Westhaven frowned, saying nothing. Those were the very observations he had made of Anna while they rusticated at Amery’s. She was a lady, for all her wielding of dusters and wearing of caps.

“And yet she says her grandfather was in trade,” Westhaven noted when they arrived to the kitchen. “He raised flowers commercially, and she bouquets the house with a vengeance. We’re also boasting a very well-stocked pantry and a supply of marzipan for me. The sweet of your choice will be stocked, as well, as I won’t take kindly to your pinching mine.”

“Heaven forefend,” Dev muttered as Westhaven procured a fistful of cookies.

“We are permitted to spoil our dinner, as well,” Westhaven said. “Grab the pitcher, the sugar bowl, and two glasses.”

Dev did as bid and followed his brother back onto the shady back terrace. Westhaven poured them both a tall glass of lemonade, adding liberal amounts of sugar to his own.
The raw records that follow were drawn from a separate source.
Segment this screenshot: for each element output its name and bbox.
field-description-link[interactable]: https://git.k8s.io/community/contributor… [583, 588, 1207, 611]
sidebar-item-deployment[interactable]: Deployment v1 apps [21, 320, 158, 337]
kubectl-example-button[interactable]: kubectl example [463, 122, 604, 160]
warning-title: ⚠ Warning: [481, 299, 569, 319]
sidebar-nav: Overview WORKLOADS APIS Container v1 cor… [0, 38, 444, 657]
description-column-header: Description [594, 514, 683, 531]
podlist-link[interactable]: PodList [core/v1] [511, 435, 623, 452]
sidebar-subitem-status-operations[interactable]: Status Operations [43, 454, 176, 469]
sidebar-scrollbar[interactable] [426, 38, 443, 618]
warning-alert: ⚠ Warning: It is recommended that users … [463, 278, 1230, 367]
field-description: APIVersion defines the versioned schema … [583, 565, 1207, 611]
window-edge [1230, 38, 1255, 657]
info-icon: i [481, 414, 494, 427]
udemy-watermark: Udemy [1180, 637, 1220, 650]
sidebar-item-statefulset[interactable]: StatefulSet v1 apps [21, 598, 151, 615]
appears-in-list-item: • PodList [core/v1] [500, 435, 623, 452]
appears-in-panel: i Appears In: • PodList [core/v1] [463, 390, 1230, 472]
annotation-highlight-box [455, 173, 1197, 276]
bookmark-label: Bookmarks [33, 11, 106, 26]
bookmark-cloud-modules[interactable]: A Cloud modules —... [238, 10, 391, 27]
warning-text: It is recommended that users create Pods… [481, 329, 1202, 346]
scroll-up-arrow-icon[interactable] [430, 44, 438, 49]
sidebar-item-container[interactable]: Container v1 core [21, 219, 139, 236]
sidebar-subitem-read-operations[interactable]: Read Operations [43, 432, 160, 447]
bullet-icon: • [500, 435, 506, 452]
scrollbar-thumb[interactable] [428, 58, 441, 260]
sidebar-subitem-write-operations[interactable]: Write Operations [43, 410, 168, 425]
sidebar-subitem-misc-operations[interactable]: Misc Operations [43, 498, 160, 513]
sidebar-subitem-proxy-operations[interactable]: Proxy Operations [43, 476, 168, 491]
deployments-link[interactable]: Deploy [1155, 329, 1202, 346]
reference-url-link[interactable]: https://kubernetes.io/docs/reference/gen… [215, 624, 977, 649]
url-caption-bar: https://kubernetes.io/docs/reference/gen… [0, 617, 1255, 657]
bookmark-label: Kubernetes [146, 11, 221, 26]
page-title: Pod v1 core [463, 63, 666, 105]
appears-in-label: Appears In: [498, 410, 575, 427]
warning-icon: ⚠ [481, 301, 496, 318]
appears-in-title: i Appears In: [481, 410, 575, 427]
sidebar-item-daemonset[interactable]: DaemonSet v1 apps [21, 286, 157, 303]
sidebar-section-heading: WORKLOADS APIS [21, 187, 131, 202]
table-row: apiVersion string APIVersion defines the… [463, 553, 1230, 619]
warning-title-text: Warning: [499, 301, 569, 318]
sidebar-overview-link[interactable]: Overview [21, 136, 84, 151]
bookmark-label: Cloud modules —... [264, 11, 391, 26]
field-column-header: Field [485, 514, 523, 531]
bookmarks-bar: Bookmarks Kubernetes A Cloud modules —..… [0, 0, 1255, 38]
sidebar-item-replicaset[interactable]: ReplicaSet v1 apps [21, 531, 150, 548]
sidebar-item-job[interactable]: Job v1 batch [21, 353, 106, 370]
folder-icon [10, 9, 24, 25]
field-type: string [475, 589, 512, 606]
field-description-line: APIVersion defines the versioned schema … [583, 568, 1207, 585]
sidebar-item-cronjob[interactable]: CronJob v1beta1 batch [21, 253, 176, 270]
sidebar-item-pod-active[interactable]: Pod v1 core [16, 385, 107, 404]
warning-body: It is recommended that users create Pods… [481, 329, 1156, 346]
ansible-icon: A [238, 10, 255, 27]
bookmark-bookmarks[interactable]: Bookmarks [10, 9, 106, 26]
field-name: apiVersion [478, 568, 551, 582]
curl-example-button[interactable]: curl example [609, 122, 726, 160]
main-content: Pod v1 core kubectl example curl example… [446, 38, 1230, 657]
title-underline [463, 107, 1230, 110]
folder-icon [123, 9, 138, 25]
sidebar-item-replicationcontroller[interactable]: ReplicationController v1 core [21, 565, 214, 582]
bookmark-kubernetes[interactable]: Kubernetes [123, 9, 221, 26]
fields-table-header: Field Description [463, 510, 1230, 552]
“I haven’t had lemonade since I was a lad,” Dev remarked when he’d chugged half of his. “It refreshes.”

“Tastes better with extra sugar. Val adds cold tea to his. Try mine.”

“As I have had the chicken pox,” Dev said, sipping from Westhaven’s glass. “Give me that sugar bowl.”

They passed an amiable evening, chatting over dinner about the marriage prospects for their sisters, the house party at Morelands, and the state of British government in general.

When the earl was alone in the library at the end of the evening, he found himself wondering why he hadn’t offered his brothers the use of the townhouse earlier. It would have allowed them both to be near their sisters without residing at the ducal mansion, and it would have provided some company.

Anna had been company out at Welbourne, but in the week since their return, she’d faded back into the role of invisible housekeeper. When he walked into a room, she left. When he sat down to a meal, she was nowhere to be found. When he retired to his rooms, she’d been through earlier, cleaning and tidying then disappearing.

The door clicked softly, and as if he’d conjured her with his thoughts, Anna padded in on bare feet, clad only in her night rail and wrapper.

“Anna.” He rose, and she watched as he took in her dishabille.